Гардемарины вначале опешили, а потом наперебой начали ругать Сенявина за неуместную шутку. Один лишь Василий Кутузов вступился за товарища: не все носы вешать. Надобно и в беде смешинку найти. Спор разгорелся, и на шум в каюту заглянул Берх. Узнав, в чем дело, он насупился:
— Негоже, когда товарищи в несчастии гибнут, потеху устраивать. А дабы тебе, Сенявин, в науку сие пошло, отправляйся-ка на фор-салинг вахту нести. Авось тебя там бурный ветер развеселит!
Напыжившись, Дмитрий вытянулся перед Верхом. И без того румяные щеки стали пунцовыми. Не впервой влетало ему за вольности. Досадуя на капитана и товарищей, взбирался он спустя полчаса на фор-салинг. «Делов-то, — думал он, — ну, брякнул сгоряча. Ведь без злого умысла. И в самом деле любопытно, как беда сказывается на людях. Я бы и сам, наверное, со страху окочурился».

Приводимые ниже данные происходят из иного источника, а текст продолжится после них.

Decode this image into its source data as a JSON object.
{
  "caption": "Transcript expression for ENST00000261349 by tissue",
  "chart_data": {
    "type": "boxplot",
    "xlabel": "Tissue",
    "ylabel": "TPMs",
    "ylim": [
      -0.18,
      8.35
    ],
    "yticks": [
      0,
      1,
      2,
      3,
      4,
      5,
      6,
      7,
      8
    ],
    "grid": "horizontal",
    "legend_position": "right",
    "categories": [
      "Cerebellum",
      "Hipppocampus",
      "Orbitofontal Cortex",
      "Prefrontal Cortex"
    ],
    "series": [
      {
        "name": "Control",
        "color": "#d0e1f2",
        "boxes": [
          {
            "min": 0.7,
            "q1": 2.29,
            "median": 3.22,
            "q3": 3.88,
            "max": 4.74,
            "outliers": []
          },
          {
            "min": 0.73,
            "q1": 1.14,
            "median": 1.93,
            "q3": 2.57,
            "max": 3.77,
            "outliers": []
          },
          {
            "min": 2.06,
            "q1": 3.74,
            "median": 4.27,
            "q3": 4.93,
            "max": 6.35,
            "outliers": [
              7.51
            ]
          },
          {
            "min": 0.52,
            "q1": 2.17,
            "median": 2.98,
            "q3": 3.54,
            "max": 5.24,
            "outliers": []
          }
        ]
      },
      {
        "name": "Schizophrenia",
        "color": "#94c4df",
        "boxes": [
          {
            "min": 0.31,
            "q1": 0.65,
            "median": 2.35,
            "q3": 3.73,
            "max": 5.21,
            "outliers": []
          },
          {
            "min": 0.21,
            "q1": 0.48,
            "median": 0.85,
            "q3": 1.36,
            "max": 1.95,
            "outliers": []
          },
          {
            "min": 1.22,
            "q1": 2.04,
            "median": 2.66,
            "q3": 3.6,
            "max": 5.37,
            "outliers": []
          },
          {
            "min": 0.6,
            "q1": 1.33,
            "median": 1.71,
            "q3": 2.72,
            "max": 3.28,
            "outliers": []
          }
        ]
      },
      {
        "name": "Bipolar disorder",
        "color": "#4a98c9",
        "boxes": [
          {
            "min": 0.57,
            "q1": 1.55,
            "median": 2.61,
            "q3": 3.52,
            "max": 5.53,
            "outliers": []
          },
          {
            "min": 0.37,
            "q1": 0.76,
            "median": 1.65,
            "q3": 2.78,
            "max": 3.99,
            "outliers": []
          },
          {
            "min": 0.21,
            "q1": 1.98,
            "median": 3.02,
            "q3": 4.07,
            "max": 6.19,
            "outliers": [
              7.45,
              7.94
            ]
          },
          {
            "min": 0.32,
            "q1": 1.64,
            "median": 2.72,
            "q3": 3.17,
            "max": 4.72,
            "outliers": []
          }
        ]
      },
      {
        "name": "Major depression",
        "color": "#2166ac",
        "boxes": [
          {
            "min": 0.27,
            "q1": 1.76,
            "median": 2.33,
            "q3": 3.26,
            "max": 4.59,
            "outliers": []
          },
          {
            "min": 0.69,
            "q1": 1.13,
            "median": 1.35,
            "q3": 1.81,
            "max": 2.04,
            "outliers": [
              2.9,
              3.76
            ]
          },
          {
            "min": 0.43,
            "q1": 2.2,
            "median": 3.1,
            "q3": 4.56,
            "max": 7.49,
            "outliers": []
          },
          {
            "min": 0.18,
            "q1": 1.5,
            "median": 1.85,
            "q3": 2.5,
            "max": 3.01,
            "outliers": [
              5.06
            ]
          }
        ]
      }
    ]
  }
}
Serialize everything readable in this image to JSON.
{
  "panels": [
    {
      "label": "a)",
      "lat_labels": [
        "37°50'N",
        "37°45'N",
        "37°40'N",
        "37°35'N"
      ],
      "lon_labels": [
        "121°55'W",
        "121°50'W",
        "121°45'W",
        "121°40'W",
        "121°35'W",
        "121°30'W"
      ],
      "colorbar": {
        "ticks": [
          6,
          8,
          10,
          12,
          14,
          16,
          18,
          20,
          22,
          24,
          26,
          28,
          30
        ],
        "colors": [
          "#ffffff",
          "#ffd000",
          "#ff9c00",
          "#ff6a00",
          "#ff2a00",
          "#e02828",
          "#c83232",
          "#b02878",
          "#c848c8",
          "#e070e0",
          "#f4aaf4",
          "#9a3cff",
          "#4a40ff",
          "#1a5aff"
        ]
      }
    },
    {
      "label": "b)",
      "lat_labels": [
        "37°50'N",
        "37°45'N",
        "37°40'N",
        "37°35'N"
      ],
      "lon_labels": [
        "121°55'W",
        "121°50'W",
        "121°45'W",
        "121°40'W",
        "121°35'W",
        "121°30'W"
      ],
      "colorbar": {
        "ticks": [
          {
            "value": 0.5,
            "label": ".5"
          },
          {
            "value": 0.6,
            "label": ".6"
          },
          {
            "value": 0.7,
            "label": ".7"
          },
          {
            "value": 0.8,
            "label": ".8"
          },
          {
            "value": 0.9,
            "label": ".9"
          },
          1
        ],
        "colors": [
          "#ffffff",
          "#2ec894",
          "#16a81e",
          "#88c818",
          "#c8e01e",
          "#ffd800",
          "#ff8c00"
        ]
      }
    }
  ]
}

Сказал то, что пришло на ум, лукавить было не в его натуре. К досаде примешалась горечь обиды — как-никак сегодня он именинник.
Однако все эти мысли исчезли, едва ступил он на фор-салинговую площадку. Вместе с мачтой ее мотало на добрый десяток саженей из стороны в сторону, когда корабль взносило с гребня одной волны на другой. Так продолжалось до самой полуночи, пока ветер не начал стихать и море несколько утихомирилось, небо постепенно прояснилось. Раскиданные стихией корабли соединились, пришли в порядок, и эскадра направилась на Балтику.

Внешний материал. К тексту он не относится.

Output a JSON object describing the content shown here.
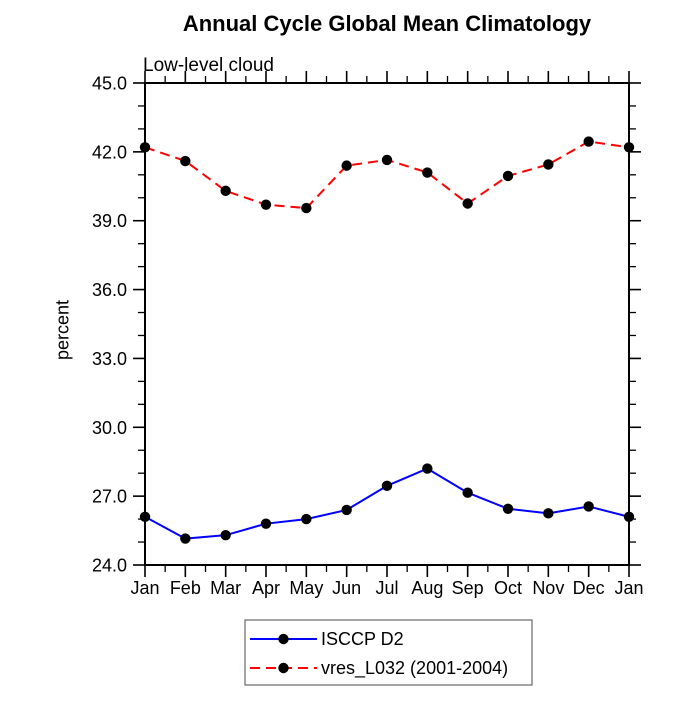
{
  "page": {
    "background": "#ffffff"
  },
  "chart_data": {
    "type": "line",
    "title": "Annual Cycle Global Mean Climatology",
    "subtitle": "Low-level cloud",
    "ylabel": "percent",
    "xlabel": "",
    "categories": [
      "Jan",
      "Feb",
      "Mar",
      "Apr",
      "May",
      "Jun",
      "Jul",
      "Aug",
      "Sep",
      "Oct",
      "Nov",
      "Dec",
      "Jan"
    ],
    "ylim": [
      24.0,
      45.0
    ],
    "y_major_step": 3.0,
    "y_minor_step": 1.0,
    "x_minor_step": 0.5,
    "y_tick_format_decimals": 1,
    "grid": false,
    "axis_color": "#000000",
    "text_color": "#000000",
    "legend": {
      "position": "bottom-center",
      "boxed": true,
      "box_border_color": "#666666"
    },
    "series": [
      {
        "name": "ISCCP D2",
        "line_color": "#0000ff",
        "line_style": "solid",
        "marker": "filled-circle",
        "marker_color": "#000000",
        "values": [
          26.1,
          25.15,
          25.3,
          25.8,
          26.0,
          26.4,
          27.45,
          28.2,
          27.15,
          26.45,
          26.25,
          26.55,
          26.1
        ]
      },
      {
        "name": "vres_L032 (2001-2004)",
        "line_color": "#ff0000",
        "line_style": "dashed",
        "marker": "filled-circle",
        "marker_color": "#000000",
        "values": [
          42.2,
          41.6,
          40.3,
          39.7,
          39.55,
          41.4,
          41.65,
          41.1,
          39.75,
          40.95,
          41.45,
          42.45,
          42.2
        ]
      }
    ]
  }
}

Не успели гардемарины возвратиться в Кронштадт, как им объявили, что сразу после Рождества начнутся экзамены на производство в офицеры. Гардемарины встревожились, потому что многое было позабыто, а то и просто не выучено. Однако Дмитрий в этот раз оставался спокойным. Как-то получалось, что в последние годы ему легко давались науки. Быть может, сказалась настырность, с которой он изучал предметы. Так или иначе, но, когда стали известны результаты, Дмитрий оказался в числе трех лучших гардемарин из всего выпуска…
Яркие блики майского солнца играли на высоченном подволоке[17] просторного, обрамленного колоннами вестибюля Адмиралтейств-коллегии. На верхнем его ярусе, посредине площадки, выстроились два десятка гардемарин, теперь уже бывших. Рядом с Дмитрием, переговариваясь вполголоса, стояли его однокашники-дружки: Матвей Лизунов, Василий Кутузов, Матвей Муханов, Тилон Перфильев…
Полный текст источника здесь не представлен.